I therefore prefer a restrained and contemplative language. Distance allows intimate and painful experiences to become something that can be quietly observed and held in thought.

This distance is not a form of indifference. It is a respectful form of detachment that protects the dignity of the subject while leaving room for viewers to form their own emotional and psychological connections with the work.

Many of your photographs seem to exist in a suspended moment – neither before nor after an event. Are you interested in ambiguity as a way of keeping the image open?

Yes, I am deeply drawn to forms of ambiguity that inhabit a liminal state.

I am interested in images that remain suspended in a moment that is neither fully unfolding nor entirely resolved. Often, the most charged moments are not the events themselves, but the quiet intervals that exist between them.

Rather than offering a definitive narrative, I prefer the image to remain open and indeterminate, allowing viewers to imagine what has happened and what is yet to come.

Life itself is permeated by uncertainty, and many meaningful experiences emerge within states of transition and suspension. I try to embed something untouchable and unseen beneath the surface of the image—something that resists representation yet can still be intuitively felt.

Living and working between London and Shanghai, how has your sense of place, belonging, or displacement influenced the way you construct images?

Living between Shanghai and London has profoundly shaped my visual language.

Shanghai—and the ancient town where I grew up—remains an emotional anchor and the place where I first became aware of the relationship between society and the individual.
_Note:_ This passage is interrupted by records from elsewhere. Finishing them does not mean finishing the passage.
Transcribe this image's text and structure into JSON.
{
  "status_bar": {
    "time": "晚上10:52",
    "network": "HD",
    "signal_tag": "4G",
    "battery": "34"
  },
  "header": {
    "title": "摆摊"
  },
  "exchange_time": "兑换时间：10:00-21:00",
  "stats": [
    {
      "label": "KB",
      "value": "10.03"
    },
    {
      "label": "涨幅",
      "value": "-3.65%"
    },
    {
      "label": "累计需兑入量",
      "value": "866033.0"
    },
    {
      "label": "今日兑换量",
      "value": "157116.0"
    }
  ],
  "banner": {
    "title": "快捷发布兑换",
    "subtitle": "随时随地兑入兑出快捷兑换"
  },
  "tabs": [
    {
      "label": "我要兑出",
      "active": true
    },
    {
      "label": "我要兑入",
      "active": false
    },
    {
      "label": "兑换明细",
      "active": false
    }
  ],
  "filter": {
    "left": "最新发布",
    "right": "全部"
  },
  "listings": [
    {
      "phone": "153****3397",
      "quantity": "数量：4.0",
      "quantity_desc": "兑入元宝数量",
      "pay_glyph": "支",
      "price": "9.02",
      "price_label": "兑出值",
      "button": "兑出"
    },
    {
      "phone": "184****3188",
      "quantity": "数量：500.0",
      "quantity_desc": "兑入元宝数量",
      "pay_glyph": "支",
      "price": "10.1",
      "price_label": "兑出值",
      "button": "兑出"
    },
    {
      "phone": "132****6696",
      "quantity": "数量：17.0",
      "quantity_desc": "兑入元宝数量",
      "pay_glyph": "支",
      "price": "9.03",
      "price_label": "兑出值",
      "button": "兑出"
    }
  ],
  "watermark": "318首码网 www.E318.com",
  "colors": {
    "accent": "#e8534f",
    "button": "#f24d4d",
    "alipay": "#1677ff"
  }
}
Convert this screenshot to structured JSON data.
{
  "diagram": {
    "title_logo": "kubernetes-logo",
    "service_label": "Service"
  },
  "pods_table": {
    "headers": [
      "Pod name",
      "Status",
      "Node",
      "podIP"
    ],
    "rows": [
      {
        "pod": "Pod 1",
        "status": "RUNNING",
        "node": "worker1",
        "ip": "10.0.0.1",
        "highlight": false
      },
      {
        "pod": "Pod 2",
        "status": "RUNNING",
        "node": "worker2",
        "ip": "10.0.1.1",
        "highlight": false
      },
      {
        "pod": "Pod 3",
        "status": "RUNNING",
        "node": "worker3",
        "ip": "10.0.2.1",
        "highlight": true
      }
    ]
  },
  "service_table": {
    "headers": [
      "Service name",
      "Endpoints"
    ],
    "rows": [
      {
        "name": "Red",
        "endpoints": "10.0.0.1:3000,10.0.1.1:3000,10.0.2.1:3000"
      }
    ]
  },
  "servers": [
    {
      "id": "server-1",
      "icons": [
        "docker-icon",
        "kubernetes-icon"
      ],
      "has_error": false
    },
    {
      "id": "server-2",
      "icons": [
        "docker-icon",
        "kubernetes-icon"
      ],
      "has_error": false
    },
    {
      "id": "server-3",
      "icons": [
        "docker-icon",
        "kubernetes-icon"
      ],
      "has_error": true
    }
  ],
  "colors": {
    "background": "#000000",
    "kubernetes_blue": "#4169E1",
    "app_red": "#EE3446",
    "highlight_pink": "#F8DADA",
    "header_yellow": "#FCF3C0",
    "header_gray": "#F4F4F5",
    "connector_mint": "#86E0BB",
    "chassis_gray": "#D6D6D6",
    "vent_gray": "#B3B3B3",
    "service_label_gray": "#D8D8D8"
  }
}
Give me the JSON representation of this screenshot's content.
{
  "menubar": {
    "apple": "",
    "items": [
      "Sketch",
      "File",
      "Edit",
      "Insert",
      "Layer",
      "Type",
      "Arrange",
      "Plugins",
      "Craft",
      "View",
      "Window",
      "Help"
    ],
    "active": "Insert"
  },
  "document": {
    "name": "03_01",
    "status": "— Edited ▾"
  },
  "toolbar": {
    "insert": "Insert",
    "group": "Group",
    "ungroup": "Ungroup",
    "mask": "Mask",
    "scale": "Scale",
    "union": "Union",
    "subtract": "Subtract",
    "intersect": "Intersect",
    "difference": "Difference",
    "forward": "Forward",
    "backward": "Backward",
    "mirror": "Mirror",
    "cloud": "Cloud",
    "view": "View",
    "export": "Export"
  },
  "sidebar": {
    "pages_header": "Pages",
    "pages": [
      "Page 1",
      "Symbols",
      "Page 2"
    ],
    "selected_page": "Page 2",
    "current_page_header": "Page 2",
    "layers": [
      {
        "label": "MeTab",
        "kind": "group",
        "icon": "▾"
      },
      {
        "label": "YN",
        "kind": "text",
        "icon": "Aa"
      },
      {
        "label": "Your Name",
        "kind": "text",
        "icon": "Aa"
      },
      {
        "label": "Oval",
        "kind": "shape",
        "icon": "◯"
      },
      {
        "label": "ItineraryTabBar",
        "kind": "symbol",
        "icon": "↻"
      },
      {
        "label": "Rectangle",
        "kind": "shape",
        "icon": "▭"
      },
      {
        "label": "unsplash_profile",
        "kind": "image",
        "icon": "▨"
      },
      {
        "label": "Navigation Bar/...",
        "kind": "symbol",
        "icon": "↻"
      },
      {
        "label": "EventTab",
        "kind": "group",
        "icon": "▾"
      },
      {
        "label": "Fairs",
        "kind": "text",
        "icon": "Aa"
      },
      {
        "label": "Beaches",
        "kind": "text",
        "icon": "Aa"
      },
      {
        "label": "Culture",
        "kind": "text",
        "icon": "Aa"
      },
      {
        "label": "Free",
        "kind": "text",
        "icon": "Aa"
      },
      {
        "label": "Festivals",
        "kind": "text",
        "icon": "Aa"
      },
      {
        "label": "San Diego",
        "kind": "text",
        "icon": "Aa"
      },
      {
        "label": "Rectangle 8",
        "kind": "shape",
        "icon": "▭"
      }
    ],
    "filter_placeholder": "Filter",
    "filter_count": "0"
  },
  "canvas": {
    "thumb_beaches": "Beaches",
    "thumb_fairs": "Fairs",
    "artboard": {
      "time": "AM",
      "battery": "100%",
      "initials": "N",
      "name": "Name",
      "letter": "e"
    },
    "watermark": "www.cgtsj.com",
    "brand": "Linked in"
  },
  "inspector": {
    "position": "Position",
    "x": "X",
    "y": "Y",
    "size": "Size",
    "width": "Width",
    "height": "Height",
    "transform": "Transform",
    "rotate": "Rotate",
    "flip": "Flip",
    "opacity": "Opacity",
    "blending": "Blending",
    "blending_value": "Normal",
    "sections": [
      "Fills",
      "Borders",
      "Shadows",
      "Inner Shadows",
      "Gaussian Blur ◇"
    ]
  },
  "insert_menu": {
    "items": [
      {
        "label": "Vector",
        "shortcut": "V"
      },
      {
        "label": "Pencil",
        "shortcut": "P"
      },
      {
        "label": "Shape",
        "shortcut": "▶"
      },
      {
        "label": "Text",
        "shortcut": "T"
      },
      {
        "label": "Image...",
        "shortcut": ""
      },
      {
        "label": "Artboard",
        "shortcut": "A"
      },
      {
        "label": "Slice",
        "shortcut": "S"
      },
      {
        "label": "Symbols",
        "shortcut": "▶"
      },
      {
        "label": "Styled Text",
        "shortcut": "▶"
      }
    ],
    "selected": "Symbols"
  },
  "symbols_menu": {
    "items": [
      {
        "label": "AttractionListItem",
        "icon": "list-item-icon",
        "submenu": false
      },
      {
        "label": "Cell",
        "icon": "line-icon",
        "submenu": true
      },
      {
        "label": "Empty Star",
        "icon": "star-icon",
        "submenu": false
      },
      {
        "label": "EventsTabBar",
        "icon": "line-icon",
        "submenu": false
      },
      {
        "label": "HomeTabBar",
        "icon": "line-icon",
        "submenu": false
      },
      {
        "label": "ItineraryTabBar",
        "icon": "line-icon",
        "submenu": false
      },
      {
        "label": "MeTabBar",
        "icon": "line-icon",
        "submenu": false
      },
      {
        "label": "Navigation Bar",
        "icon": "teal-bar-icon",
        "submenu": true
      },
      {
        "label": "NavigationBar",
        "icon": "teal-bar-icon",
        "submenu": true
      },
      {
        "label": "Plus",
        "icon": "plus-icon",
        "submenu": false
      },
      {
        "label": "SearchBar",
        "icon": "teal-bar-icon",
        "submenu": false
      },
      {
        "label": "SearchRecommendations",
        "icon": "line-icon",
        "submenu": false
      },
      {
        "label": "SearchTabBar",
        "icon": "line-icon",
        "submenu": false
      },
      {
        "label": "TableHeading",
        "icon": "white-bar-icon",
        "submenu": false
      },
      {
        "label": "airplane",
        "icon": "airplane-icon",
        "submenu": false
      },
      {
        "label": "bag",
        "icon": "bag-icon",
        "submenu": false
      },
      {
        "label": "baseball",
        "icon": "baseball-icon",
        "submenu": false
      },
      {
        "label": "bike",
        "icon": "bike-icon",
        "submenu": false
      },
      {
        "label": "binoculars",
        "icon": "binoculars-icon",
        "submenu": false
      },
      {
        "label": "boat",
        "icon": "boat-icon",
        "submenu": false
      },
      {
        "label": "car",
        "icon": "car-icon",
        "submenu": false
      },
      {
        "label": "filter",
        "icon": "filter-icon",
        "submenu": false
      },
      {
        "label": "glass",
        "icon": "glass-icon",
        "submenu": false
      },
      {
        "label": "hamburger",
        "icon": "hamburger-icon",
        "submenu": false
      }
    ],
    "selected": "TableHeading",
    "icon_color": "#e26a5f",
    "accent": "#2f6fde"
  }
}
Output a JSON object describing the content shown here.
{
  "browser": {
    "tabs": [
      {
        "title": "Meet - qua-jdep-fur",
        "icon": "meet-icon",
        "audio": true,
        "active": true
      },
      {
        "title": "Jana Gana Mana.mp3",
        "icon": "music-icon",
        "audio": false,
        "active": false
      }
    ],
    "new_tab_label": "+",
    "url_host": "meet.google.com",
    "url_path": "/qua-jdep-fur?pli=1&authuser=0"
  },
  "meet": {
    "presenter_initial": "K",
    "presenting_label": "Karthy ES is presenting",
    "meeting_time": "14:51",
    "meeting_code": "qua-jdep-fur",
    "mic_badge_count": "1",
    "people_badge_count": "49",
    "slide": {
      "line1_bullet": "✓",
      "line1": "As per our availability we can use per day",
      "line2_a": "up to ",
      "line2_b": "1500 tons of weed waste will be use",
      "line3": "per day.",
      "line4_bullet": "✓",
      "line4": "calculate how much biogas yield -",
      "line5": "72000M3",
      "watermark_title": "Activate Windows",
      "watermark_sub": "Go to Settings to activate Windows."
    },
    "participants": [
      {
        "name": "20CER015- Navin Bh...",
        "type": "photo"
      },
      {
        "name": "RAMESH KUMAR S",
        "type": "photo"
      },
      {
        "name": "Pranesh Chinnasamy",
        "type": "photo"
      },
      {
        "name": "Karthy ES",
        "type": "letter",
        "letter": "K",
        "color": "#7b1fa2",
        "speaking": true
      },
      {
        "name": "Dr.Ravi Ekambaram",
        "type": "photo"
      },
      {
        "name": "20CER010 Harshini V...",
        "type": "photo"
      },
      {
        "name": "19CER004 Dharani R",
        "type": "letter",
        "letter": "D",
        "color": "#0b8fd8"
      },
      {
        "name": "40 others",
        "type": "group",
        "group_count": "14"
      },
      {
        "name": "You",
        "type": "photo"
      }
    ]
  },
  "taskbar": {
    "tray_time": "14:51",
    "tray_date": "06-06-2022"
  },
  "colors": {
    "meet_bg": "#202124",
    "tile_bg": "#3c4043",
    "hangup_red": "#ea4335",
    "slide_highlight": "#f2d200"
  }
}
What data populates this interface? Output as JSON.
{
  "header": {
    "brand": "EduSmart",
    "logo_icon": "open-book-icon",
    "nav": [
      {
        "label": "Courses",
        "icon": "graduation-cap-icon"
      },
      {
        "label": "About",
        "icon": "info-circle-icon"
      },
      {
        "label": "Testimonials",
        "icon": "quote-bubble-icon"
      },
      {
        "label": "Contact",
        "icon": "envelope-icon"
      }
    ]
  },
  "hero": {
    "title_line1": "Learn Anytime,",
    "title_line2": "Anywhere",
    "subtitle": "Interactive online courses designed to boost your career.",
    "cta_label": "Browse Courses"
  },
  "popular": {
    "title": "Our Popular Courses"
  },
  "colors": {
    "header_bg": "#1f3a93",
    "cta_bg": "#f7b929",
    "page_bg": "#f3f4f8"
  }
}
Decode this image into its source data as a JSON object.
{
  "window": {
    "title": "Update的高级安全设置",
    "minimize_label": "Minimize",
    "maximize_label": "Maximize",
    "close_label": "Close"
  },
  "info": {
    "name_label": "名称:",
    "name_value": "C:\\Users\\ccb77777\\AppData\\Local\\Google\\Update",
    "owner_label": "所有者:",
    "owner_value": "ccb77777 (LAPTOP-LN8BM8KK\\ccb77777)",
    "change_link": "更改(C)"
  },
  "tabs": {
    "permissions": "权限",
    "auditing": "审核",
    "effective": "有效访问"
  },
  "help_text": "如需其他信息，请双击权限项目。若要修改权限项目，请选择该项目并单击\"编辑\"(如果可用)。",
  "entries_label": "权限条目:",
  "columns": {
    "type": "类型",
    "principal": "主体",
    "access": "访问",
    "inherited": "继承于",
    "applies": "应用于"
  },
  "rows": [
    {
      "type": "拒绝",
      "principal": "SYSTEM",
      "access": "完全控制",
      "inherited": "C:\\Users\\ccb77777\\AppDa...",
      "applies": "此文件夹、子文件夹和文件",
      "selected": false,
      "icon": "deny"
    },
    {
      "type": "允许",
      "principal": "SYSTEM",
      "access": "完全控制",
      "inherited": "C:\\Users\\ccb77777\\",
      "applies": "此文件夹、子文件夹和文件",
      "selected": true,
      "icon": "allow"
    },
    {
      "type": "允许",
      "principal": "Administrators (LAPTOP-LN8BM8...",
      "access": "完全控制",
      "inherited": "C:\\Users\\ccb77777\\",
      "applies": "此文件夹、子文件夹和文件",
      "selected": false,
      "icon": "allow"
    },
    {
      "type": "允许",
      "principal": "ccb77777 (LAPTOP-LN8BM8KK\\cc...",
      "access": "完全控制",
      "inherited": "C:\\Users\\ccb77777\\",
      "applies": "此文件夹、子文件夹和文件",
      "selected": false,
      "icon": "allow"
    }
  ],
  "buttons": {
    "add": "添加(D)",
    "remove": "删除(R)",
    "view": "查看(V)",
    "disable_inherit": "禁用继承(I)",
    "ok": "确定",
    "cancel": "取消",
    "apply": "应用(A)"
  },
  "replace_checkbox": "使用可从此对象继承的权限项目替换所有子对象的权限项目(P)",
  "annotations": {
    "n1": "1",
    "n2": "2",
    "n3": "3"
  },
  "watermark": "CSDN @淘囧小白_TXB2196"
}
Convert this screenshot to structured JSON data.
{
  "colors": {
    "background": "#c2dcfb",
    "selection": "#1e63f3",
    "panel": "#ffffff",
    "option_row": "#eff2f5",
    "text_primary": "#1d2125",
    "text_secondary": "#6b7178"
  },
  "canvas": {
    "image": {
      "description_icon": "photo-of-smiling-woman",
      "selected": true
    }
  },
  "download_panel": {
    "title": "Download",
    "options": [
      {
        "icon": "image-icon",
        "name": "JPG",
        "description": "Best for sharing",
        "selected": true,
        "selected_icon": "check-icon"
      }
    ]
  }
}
London, by contrast, offered me an environment that embraced openness, plurality, and freedom of expression.

The tension between these two experiences has left me with a persistent sense of displacement. I no longer feel that I entirely belong to any single place, and this condition of in-betweenness has given me the perspective of an outsider.

Perhaps because of this, I have become increasingly interested in universal human conditions rather than fixed cultural identities. I think about how people, regardless of where they come from, confront power, loneliness, and uncertainty, and how they search for a sense of inner belonging.

Looking at your recent works, do you feel your artistic language is moving toward greater silence, abstraction, narrative, or something else entirely?

If I had to describe the current direction of my practice with a single phrase, I would call it “spiritual abstraction.”

My earlier works were more directly concerned with social issues and external conflicts. Over time, through making work and reflecting on my own experiences, my attention has gradually shifted from confrontation towards healing.

I am increasingly interested in creating images that retain narrative tension while remaining open and indeterminate. They may appear quiet, abstract, or solitary, yet they continue to carry traces of memory, social transformation, and individual destiny.

For me, photography is gradually becoming a space for contemplation and healing. I hope that viewers might remain with the image for a moment and, within that pause, encounter a sense of stillness, resonance, or even strength within themselves.